RA: A not so secret dream of mine is to do animation! Like a real cartoon, I mean. I still hope to one day, but I am easily distracted, and I think somehow gifs illuminate this simultaneous hyper awareness and distractibility that is my life. So I was fooling around in Photoshop with tutorials and such and stumbled across a way to do frame animation. I took an illustration of someone with a snowglobe for a head in a fluffy coat with giant stars on it and a small white dog jumping all around, experimented with manipulating and distorting  it, and when I had a few images I liked, put them together frame by frame and played with it until it made me happy. Then I posted it on Ello, which is a social media platform that grew several years ago out of a distaste for all the ads on other platforms. I was posting there quite frequently and entering digital content challenges, and was somehow fortunate enough that someone from MakersPlace saw my work and asked me to come on board. I can’t say enough good things about them. The other artists as well as the MakersPlace team feel like family to me and are amazing sources of inspiration. They really are all about empowering creators, which I love. It’s a great, supportive community. And that was the first piece I uploaded to my MakersPlace shop. It’s called “This Is A Test, 3359.” There is a rhythm to gifs that I love, like a heartbeat, like music. It’s just cool to make something move. And then I was hooked. 

Flagpole: The images in these gifs speed by at an incredibly fast rate—opposite to how days of quarantine can sometimes seem to stretch indefinitely. Has sheltering in place led you to reconsider your own concept of time in any way? 

RA: Oh, time and I have always had a very strange relationship! It’s true, the images do speed by, but they are also on an infinite loop, so they go on forever and ever. That’s kind of like life in hindsight, I think. Fleeting, repeating images. Little snapshots of people, places and things you have loved or have meant something to you or have changed you in some way. I think back to what I was doing this time last week and it feels like it happened five minutes ago and also 15 years ago. I exaggerate slightly, but time is such an interesting subject. Is it Einstein who said the only reason for time is so that everything doesn’t happen at once?  

Flagpole: Tell us about the illustrations you recently created for the newly released story about the Buddhist nun! 

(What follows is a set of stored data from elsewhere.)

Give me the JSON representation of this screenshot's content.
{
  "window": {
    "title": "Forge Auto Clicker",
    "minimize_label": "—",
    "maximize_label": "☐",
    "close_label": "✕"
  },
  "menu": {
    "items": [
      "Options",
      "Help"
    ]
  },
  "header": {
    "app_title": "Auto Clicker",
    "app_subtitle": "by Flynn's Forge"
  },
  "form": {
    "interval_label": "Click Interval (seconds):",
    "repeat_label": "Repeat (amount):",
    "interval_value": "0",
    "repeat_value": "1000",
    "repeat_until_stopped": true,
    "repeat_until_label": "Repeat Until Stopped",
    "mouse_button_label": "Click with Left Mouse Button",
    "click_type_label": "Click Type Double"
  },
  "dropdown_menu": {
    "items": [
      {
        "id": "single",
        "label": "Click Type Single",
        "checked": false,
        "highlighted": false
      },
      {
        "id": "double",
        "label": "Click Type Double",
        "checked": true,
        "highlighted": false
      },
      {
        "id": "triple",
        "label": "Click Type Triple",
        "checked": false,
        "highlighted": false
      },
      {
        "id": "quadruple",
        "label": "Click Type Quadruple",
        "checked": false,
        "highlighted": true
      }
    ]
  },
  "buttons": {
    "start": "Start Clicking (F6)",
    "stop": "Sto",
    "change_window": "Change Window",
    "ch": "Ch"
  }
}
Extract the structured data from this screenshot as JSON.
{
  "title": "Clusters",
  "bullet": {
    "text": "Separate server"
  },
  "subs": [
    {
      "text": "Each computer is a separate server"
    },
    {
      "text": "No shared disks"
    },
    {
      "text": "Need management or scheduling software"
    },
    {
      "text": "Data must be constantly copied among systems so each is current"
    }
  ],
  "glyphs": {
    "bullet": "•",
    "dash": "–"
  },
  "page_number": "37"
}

RA: Around 8-10 years ago, Hyangsoon Yi and I met in one of my yoga + trx classes at UGA and we became friends. She is a Professor of Comparative Literature and developed the UGA Korean program almost 30 years ago. It is one of the largest programs in North American Universities. She also published Buddhist Nuns and Korean Literature, which is the first book-length study of Korean Buddhist nuns in their 15-centuries-long history and was chosen as the Outstanding Scholarly Book of the Year 2009 by the Korean National Academy of Sciences. Because of our friendship, I shared my kid’s book, Pink Cake, with her and she really loved the illustrations. She said they were so different from what people in her country would be used to seeing, and asked me if I would like to illustrate a book she was working on about Bongnyeogwan, the first female Buddhist nun on Jeju Island, South Korea. I was nervous about it, but also very excited and more so after she told me the story. I mean, how cool to get to illustrate the life of this amazing woman, and on top of that there were so many things about her story that also hold great meaning for me in my life. It was a joy to work on, and I was happy to have the extra time to devote to it. For this project, I completed 110 drawings/paintings primarily produced from mid-March to early May. The book has been published in Korea and was presented at Gwaneumsa Temple’s annual commemoration ceremony in July on Jeju Island. Hyangsoon Yi regularly leads the UGA Foundation Fellows to Unmunsa Temple, the world’s largest Buddhist convent and monastic seminary in Korea for their spring study travel. And I still teach yoga at the Ramsey Center—This is my 20th year!